South African life assurers: Where is the growth?

Financials

South African life assurers: Where is the growth?

Traditional life assurance growth is constrained in South Africa (SA) as companies increasingly rely on non-traditional SA and non-SA businesses for inflation-beating growth.

Listed companies (eg Sanlam, Discovery, Old Mutual and MMH) should benefit from non-core SA growth (eg non-life insurance, investment management, health administration and lending), growth from non‑SA (eg insurance in Africa, UK, etc, lending in India and wellness in Asia Pacific), and from j-curve earnings (eg MMH in Indian health insurance and Discovery in SA banking and Asia Pacific wellness). Traditional SA life assurance businesses (50–80% of earnings) suffer from a lack of policy growth and need cost cutting and consolidation to protect margins and recover growth potential.

The SA economy is under pressure with low GDP growth and high unemployment in the face of high interest rates and a sustained rise in bond yields to pre-COVID-19 levels. SA equity markets have underperformed their developed counterparts over the past decade, although they have delivered a comparable post-COVID-19 recovery. Valuations are depressed with price earnings multiples well below developed markets and historic levels.

Static policy count and low premium growth has impacted earnings.

SA life assurance has been struggling with a static to declining policy count since 2019 (savings business book shrinking by a quarter, while the risk business portfolio only managing to remain flat). The middle-to-affluent individual market has seen significant pressure on new business policies since COVID-19 lockdowns and is struggling with an average replacement ratio of only 102%. The entry-level market has seen better new business volumes, but high lapses due to churn are limiting book growth.

Industry (entry-level, middle-to-affluent and corporate) organic growth has been struggling since 2019 with recurring premiums delivering annual compound growth of 5.8%, hardly beating inflation. Single premiums have fared even worse with compound growth of 4.9% to June 2023. While a recovery in investment markets could support single premiums, the outlook for recurring premiums is for inflationary growth at best, in our opinion.

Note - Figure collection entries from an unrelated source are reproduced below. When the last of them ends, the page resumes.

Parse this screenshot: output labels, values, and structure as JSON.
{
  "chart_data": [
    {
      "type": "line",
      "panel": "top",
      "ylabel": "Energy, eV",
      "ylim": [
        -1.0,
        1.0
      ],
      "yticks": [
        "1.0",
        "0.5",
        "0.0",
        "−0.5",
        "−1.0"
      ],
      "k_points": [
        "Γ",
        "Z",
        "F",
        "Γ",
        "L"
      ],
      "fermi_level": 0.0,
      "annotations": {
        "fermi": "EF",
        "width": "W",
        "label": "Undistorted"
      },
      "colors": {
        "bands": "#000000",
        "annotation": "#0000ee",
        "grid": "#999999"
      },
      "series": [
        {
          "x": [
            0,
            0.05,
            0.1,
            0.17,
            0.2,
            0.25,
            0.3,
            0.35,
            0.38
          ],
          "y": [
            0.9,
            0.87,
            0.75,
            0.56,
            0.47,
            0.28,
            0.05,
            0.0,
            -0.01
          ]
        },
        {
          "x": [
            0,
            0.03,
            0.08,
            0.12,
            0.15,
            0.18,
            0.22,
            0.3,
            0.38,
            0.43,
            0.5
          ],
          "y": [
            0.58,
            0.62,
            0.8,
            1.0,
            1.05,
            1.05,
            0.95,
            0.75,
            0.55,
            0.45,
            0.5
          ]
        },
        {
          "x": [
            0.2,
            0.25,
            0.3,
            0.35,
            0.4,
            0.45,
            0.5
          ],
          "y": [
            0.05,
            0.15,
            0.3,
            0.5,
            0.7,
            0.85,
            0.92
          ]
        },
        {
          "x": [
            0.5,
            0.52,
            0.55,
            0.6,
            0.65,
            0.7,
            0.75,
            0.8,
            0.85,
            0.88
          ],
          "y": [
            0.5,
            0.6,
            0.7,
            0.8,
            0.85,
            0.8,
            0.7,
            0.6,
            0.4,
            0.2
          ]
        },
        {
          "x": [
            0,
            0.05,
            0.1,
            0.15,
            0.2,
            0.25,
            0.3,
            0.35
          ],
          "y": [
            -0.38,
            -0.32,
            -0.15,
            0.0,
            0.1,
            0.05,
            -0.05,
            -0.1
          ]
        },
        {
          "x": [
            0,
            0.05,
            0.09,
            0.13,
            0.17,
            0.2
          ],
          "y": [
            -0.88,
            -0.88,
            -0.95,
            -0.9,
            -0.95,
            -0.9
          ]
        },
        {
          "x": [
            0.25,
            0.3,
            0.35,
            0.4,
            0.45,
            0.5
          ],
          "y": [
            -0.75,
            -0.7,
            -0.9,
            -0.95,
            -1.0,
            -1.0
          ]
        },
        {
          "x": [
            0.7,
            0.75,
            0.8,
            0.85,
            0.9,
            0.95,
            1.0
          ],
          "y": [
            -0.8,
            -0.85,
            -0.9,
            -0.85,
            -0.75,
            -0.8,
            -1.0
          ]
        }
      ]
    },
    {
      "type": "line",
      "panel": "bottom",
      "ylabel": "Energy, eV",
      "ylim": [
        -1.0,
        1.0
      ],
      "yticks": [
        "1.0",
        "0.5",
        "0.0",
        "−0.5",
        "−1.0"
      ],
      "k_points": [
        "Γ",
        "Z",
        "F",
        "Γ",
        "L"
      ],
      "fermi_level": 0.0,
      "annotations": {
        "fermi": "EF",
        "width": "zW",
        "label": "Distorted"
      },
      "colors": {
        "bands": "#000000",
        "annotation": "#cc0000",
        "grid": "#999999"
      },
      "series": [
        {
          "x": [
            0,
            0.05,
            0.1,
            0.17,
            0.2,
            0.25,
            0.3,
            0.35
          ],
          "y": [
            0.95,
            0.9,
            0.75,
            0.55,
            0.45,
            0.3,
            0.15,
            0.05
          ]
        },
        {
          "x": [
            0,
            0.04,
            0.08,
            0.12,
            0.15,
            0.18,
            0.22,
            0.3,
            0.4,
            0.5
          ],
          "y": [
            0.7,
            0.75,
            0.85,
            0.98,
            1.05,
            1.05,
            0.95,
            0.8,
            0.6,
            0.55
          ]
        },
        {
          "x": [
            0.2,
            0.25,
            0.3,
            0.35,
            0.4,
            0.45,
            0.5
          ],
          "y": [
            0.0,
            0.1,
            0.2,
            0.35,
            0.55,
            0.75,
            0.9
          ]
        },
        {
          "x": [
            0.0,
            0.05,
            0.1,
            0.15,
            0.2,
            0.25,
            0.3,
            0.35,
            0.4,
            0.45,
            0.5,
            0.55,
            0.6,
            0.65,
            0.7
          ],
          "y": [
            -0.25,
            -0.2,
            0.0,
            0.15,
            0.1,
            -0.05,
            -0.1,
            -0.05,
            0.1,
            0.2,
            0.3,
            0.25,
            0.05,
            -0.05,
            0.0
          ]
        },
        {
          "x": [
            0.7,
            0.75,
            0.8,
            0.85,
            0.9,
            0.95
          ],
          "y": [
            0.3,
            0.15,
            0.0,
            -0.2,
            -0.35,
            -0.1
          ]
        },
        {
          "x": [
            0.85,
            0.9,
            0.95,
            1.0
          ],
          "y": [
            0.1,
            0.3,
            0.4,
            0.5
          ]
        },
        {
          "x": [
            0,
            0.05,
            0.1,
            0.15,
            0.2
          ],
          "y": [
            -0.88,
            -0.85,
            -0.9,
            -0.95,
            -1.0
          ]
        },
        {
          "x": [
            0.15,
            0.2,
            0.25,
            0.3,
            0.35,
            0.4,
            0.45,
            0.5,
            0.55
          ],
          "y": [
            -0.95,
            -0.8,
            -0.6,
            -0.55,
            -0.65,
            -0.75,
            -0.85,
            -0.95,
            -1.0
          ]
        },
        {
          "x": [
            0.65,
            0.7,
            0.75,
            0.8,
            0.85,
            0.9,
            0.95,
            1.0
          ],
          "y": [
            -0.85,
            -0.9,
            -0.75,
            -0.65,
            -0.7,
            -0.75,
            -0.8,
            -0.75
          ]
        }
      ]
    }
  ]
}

Listed SA life assurance earnings have been under pressure for over a decade with compound growth in headline earnings ranging between 5.4% and 9.0% since FY11. Valuations have failed to recover to pre‑COVID-19 levels as weak embedded value (EV) growth (and returns) and even weaker share price performances resulted in a sector average of only 0.82x EV. Only Sanlam trades at a premium to EV.

Corporate activity needed on top of expense efficiencies

While some operational efficiencies have been delivered and further cost-savings exercises are underway, at best these have served to counter margin declines. Increased churn in the entry-level market and rises in bond yields have put pressure on earnings and on new business profit, in particular.

Companies have responded with distribution and new business drives but, in a zero-sum-game environment (especially for the middle-to-affluent segment), this risks compressing industry margins as a whole through higher distribution costs per policy and more policy lapses.

Acquisitive growth has emerged as a strategy, with Sanlam leading the field through transactions and joint ventures bolstering investment management, health administration, non-SA businesses and distribution in the middle-to-affluent segment. Old Mutual has also taken acquisitive steps aimed at bolstering distribution in its entry-level business as well as its non-life insurance business. MMH’s recent focus has been in investment management after a large non-life insurance ramp-up in 2018.